After much public outrage over the decision to drop the case, the police reversed themselves in August, saying they had obtained new information and would reopen it. Colonel Kissana declined to discuss the new evidence, saying, “According to the law, if we receive new evidence, we are entitled to reopen the case.”

He said Interpol issued the red notice on Wednesday. It has gone out to the international police agency’s other 193 member countries requesting help in locating Mr. Vorayuth, but the agency has yet to receive any new information on his whereabouts. Interpol previously issued a red notice for the Red Bull heir, but it did not lead to his arrest and was canceled after the Thai police dropped the case in July.

The collision that killed the police officer, Wichean Glanprasert, occurred just before dawn in September 2012. The driver fled the scene, but a trail of leaking engine fluid led the police to Mr. Vorayuth’s door and to a damaged Ferrari nearby.

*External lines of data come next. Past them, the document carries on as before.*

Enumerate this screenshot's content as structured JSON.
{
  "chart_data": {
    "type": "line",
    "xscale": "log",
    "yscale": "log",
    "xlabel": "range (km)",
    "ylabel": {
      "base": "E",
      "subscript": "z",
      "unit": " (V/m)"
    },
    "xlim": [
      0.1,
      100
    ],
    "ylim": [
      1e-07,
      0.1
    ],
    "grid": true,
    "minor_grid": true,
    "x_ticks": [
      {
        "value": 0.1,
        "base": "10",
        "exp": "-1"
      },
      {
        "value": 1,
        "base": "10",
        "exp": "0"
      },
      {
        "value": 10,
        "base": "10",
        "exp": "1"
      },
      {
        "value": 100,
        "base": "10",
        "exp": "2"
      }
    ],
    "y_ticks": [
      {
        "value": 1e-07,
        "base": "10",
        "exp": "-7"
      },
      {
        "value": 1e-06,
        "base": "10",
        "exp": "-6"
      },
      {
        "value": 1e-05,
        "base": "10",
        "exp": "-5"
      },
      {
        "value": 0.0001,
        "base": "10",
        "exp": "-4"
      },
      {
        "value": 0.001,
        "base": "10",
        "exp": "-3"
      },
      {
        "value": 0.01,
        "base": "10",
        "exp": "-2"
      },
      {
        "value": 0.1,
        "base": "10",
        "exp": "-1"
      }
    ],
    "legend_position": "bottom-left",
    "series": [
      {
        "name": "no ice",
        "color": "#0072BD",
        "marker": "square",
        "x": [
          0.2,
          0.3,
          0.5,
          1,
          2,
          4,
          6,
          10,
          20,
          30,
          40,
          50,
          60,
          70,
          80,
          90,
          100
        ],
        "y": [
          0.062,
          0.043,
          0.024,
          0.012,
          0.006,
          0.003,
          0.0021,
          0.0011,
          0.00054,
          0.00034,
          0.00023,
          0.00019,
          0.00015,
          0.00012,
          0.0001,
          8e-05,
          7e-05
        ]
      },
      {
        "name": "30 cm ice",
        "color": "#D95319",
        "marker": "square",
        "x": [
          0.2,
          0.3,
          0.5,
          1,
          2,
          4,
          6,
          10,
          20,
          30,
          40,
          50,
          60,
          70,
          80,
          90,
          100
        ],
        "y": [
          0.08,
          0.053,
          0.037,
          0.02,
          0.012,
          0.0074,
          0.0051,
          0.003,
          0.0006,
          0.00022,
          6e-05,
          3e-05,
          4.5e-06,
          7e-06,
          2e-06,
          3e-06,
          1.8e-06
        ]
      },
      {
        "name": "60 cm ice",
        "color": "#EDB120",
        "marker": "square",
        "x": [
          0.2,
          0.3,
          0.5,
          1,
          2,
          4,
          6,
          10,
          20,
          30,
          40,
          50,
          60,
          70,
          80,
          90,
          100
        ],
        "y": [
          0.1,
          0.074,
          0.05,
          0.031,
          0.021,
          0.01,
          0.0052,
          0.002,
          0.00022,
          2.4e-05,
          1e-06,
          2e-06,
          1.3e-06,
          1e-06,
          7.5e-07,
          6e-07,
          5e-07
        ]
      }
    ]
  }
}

The police initially arrested the family’s driver and were accused of trying to force him to take the blame. Bangkok’s police commissioner at the time, who took over the investigation, said it had been an attempt at a cover-up.

The police also acknowledged that the wealthy playboy had been intoxicated and had admitted that his car hit the officer. But Mr. Vorayuth told them the officer, who was riding a motorcycle, had swerved in front of him. He was released on bail.

During the investigation, Mr. Vorayuth repeatedly ignored police summonses. He fled the country in 2017, shortly before the first warrant for his arrest was issued.

The statute of limitations has expired for some of the original charges, but he still faces a charge of reckless driving resulting in someone’s death, among other possible charges.